Self-insured employers with workforces concentrated near at-risk rural hospitals carry the most direct exposure: construction firms in Appalachia, manufacturers in the rural South and Midwest, agricultural operations, and public entities in counties where the sole community hospital is under financial stress. Multi-state self-insured programs and WC pools with membership in these regions should pay attention, even if aggregate numbers look stable today.

Where the Care Goes

The study found that ER utilization for work injuries dropped 3.6 percentage points following a rural hospital closure. Among workers already farthest from hospitals, the decline exceeded 10 percentage points. But the care did not disappear. It shifted to office visits, physical medicine services, and ambulatory surgical centers. About 24% of workers in closure areas still received emergency care on the day of injury, compared with roughly 17% in areas where increased travel distance was the binding constraint.

WCRI’s Sebastian Negrusta, vice president of research, noted that these “setting effects” explain the cost neutrality: care moving from expensive hospital settings to lower-cost ambulatory venues offset the utilization changes.

The Reserve Mechanism

The operative effect is a medical provider mix shift inside the development triangle, not a severity spike. ER payments decline while office-based and ambulatory surgical payments rise, redistributing costs across service categories without changing the aggregate at early evaluation points.
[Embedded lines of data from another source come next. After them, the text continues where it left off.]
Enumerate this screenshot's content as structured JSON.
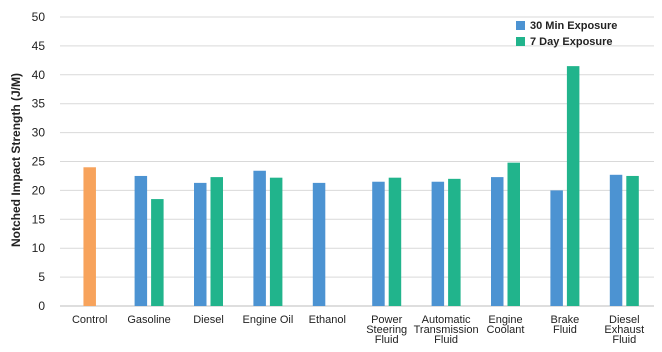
{
  "chart_data": {
    "type": "bar",
    "ylabel": "Notched Impact Strength (J/M)",
    "ylim": [
      0,
      50
    ],
    "yticks": [
      0,
      5,
      10,
      15,
      20,
      25,
      30,
      35,
      40,
      45,
      50
    ],
    "grid": true,
    "legend_position": "top-right",
    "categories": [
      [
        "Control"
      ],
      [
        "Gasoline"
      ],
      [
        "Diesel"
      ],
      [
        "Engine Oil"
      ],
      [
        "Ethanol"
      ],
      [
        "Power",
        "Steering",
        "Fluid"
      ],
      [
        "Automatic",
        "Transmission",
        "Fluid"
      ],
      [
        "Engine",
        "Coolant"
      ],
      [
        "Brake",
        "Fluid"
      ],
      [
        "Diesel",
        "Exhaust",
        "Fluid"
      ]
    ],
    "control": {
      "value": 24.0,
      "color": "#F7A35C"
    },
    "series": [
      {
        "name": "30 Min Exposure",
        "color": "#4C93D2",
        "values": [
          null,
          22.5,
          21.3,
          23.4,
          21.3,
          21.5,
          21.5,
          22.3,
          20.0,
          22.7
        ]
      },
      {
        "name": "7 Day Exposure",
        "color": "#21B48C",
        "values": [
          null,
          18.5,
          22.3,
          22.2,
          null,
          22.2,
          22.0,
          24.8,
          41.5,
          22.5
        ]
      }
    ]
  }
}
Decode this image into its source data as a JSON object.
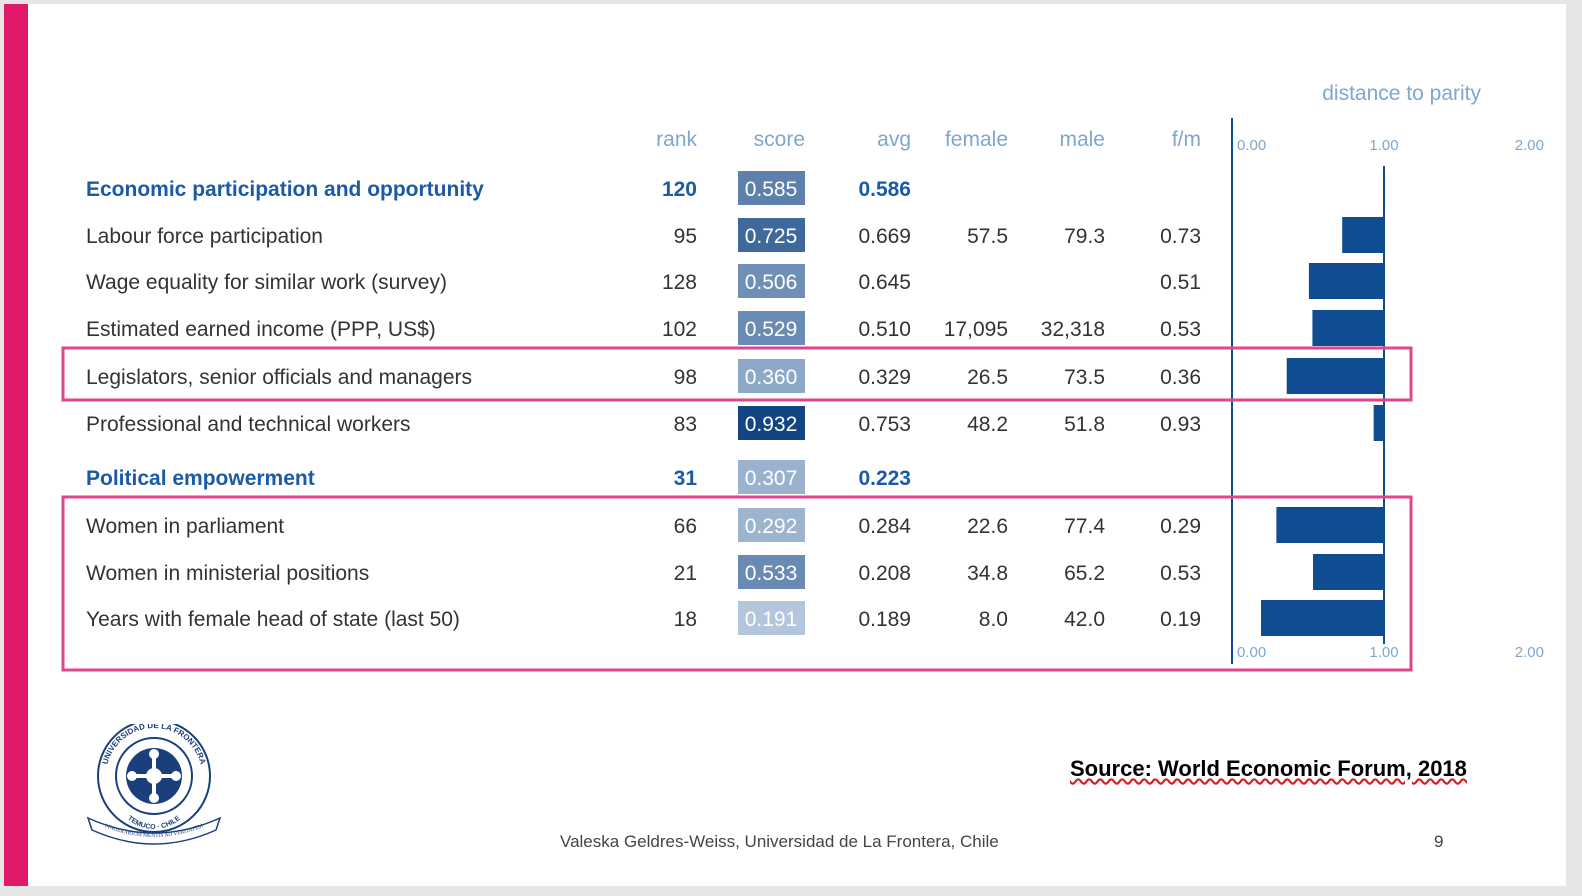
{
  "colors": {
    "accent": "#e0196a",
    "highlight_box": "#e0468e",
    "bar": "#0f4c92",
    "group_text": "#1a5aa6",
    "header_text": "#7ea6cf"
  },
  "chart_data": {
    "type": "table",
    "columns": [
      "rank",
      "score",
      "avg",
      "female",
      "male",
      "f/m"
    ],
    "distance_title": "distance to parity",
    "distance_axis": {
      "min": 0,
      "max": 2,
      "ticks": [
        "0.00",
        "1.00",
        "2.00"
      ]
    },
    "rows": [
      {
        "label": "Economic participation and opportunity",
        "group": true,
        "rank": "120",
        "score": "0.585",
        "avg": "0.586",
        "female": "",
        "male": "",
        "fm": "",
        "fm_value": null,
        "highlight": false
      },
      {
        "label": "Labour force participation",
        "group": false,
        "rank": "95",
        "score": "0.725",
        "avg": "0.669",
        "female": "57.5",
        "male": "79.3",
        "fm": "0.73",
        "fm_value": 0.725,
        "highlight": false
      },
      {
        "label": "Wage equality for similar work (survey)",
        "group": false,
        "rank": "128",
        "score": "0.506",
        "avg": "0.645",
        "female": "",
        "male": "",
        "fm": "0.51",
        "fm_value": 0.506,
        "highlight": false
      },
      {
        "label": "Estimated earned income (PPP, US$)",
        "group": false,
        "rank": "102",
        "score": "0.529",
        "avg": "0.510",
        "female": "17,095",
        "male": "32,318",
        "fm": "0.53",
        "fm_value": 0.529,
        "highlight": false
      },
      {
        "label": "Legislators, senior officials and managers",
        "group": false,
        "rank": "98",
        "score": "0.360",
        "avg": "0.329",
        "female": "26.5",
        "male": "73.5",
        "fm": "0.36",
        "fm_value": 0.36,
        "highlight": true
      },
      {
        "label": "Professional and technical workers",
        "group": false,
        "rank": "83",
        "score": "0.932",
        "avg": "0.753",
        "female": "48.2",
        "male": "51.8",
        "fm": "0.93",
        "fm_value": 0.932,
        "highlight": false
      },
      {
        "label": "Political empowerment",
        "group": true,
        "rank": "31",
        "score": "0.307",
        "avg": "0.223",
        "female": "",
        "male": "",
        "fm": "",
        "fm_value": null,
        "highlight": false
      },
      {
        "label": "Women in parliament",
        "group": false,
        "rank": "66",
        "score": "0.292",
        "avg": "0.284",
        "female": "22.6",
        "male": "77.4",
        "fm": "0.29",
        "fm_value": 0.292,
        "highlight": true
      },
      {
        "label": "Women in ministerial positions",
        "group": false,
        "rank": "21",
        "score": "0.533",
        "avg": "0.208",
        "female": "34.8",
        "male": "65.2",
        "fm": "0.53",
        "fm_value": 0.533,
        "highlight": true
      },
      {
        "label": "Years with female head of state (last 50)",
        "group": false,
        "rank": "18",
        "score": "0.191",
        "avg": "0.189",
        "female": "8.0",
        "male": "42.0",
        "fm": "0.19",
        "fm_value": 0.191,
        "highlight": true
      }
    ]
  },
  "source": "Source: World Economic Forum, 2018",
  "footer": "Valeska Geldres-Weiss, Universidad de La Frontera, Chile",
  "page_number": "9",
  "logo": {
    "top_text": "UNIVERSIDAD DE LA FRONTERA",
    "bottom_text": "TEMUCO · CHILE",
    "ribbon_text": "FINGERARIUM MENTIS AD VERITATEM"
  }
}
For actuaries building WC reserve estimates, the risk is latent. If travel barriers delay treatment initiation for serious injuries, disability duration could lengthen in later development years, producing adverse development that is invisible at the 12-month evaluation window WCRI used. That kind of delayed severity is exactly the pattern described in standard leading indicator frameworks: a change in the claim process (where care is delivered) that takes two or three development periods to surface in the triangle.
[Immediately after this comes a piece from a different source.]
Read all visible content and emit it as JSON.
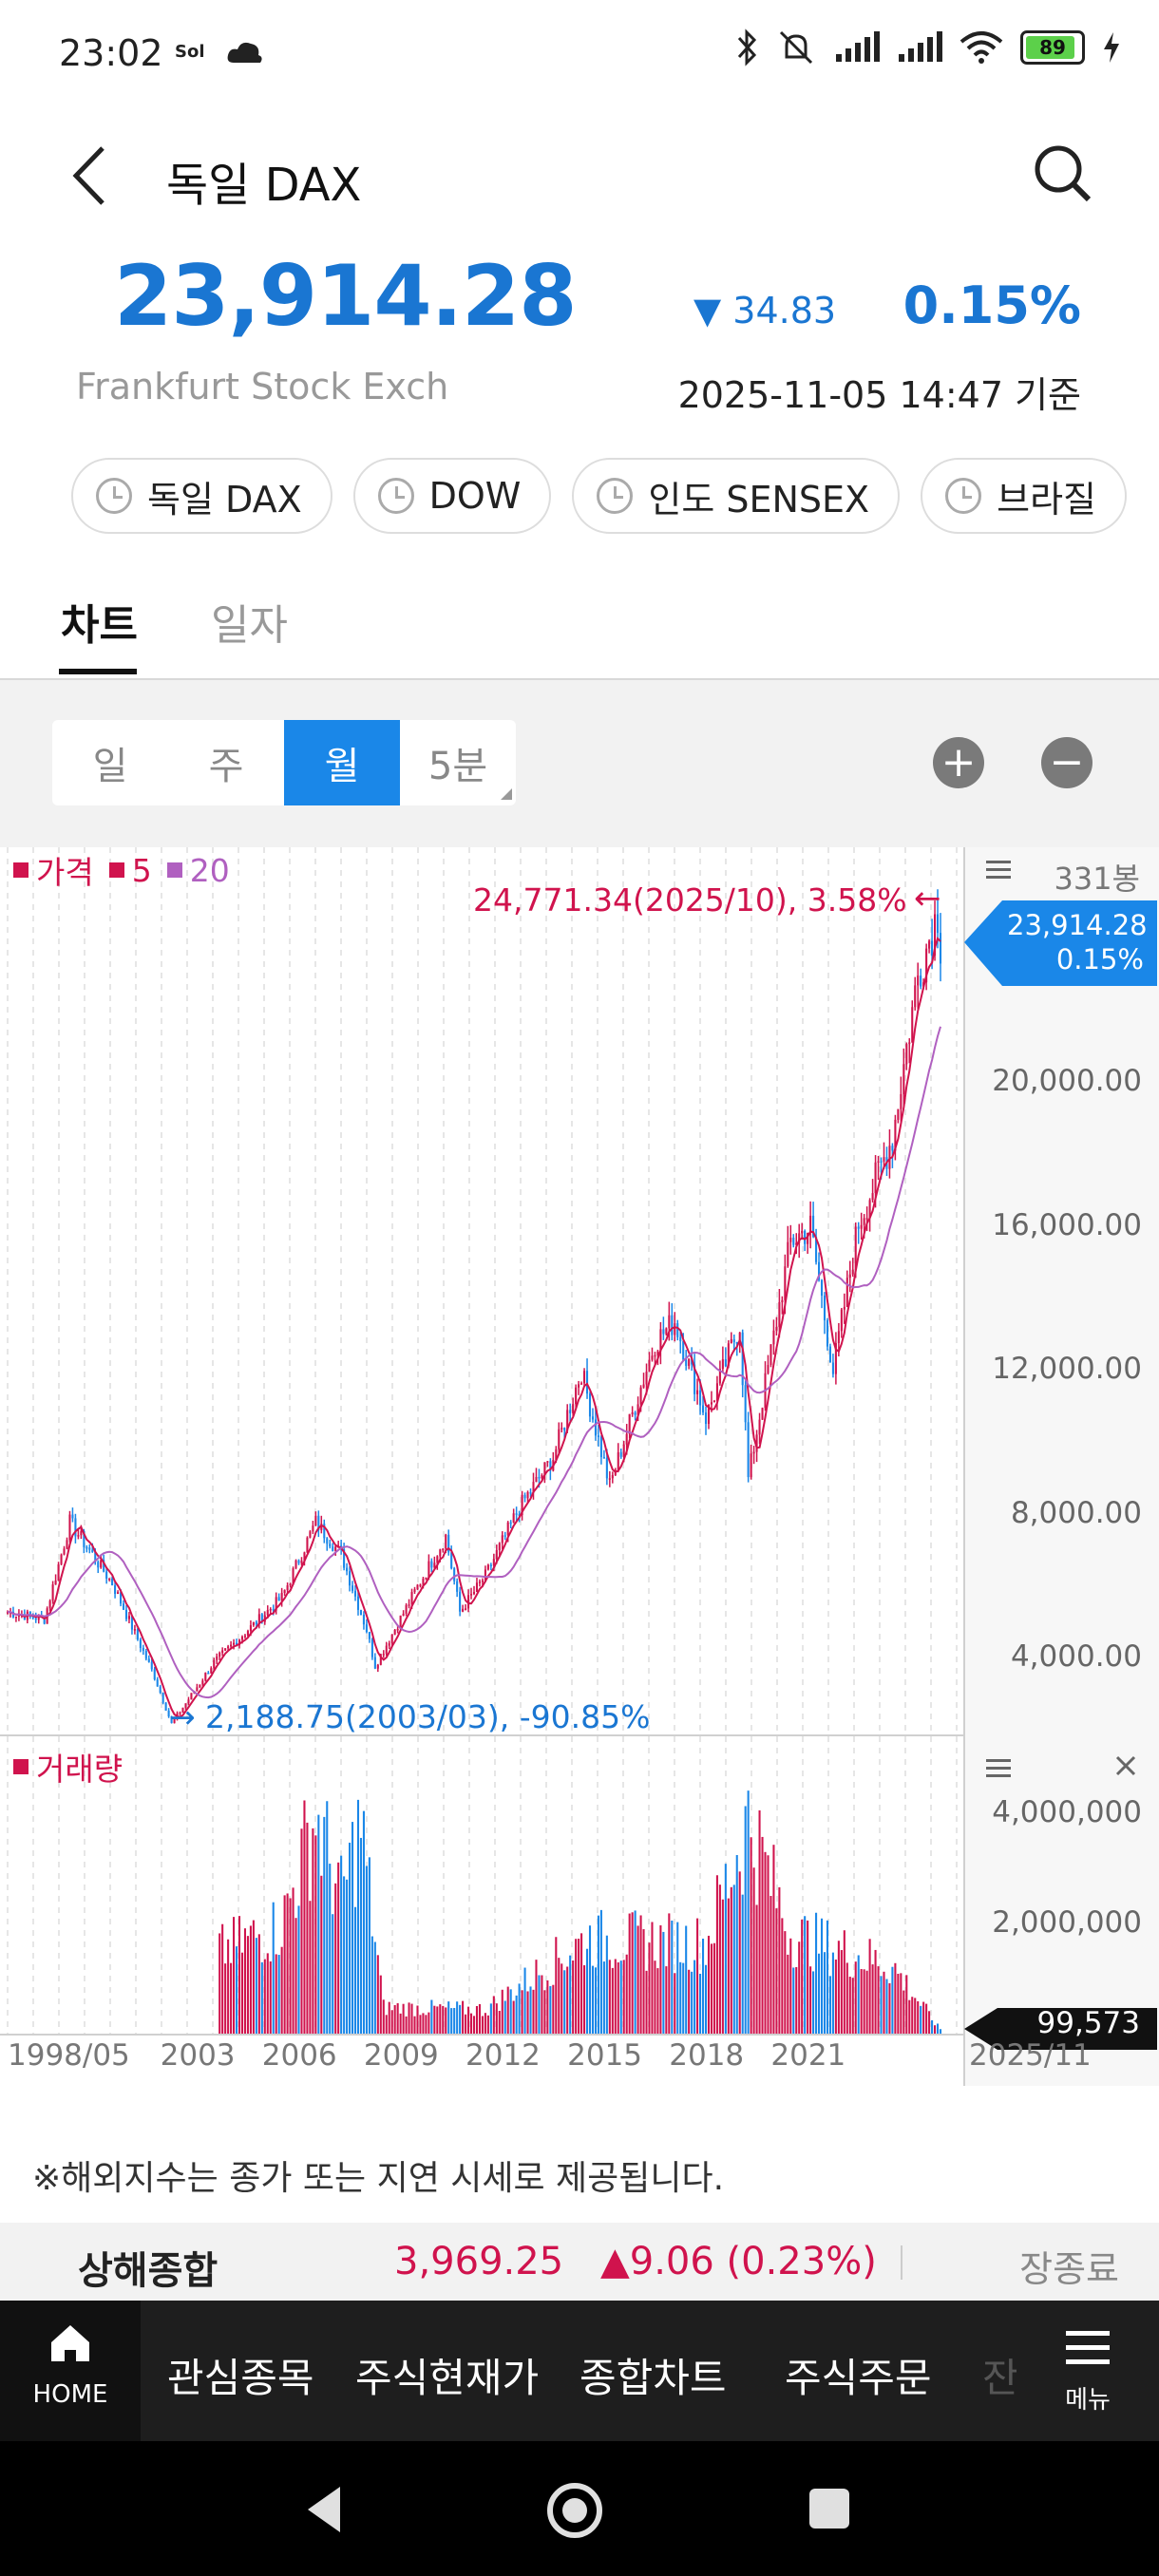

The interstate variation in WC hospital surgery payments documented in WCRI’s separate 2026 study compounds this. When the replacement venue charges at a different price point than the closed hospital, the cost neutrality observed nationally may not hold in every state or fee schedule environment.

What This Means for Your Next Review

Ask your actuary whether medical care venue mix (ER versus ambulatory versus office) is being tracked as a diagnostic in your development triangles. If a hospital near your primary operations has closed or is at risk, request a split of medical severity by service setting for the affected accident years. A flat total today does not rule out a pattern shift underneath, and two or three development periods from now is when it would show.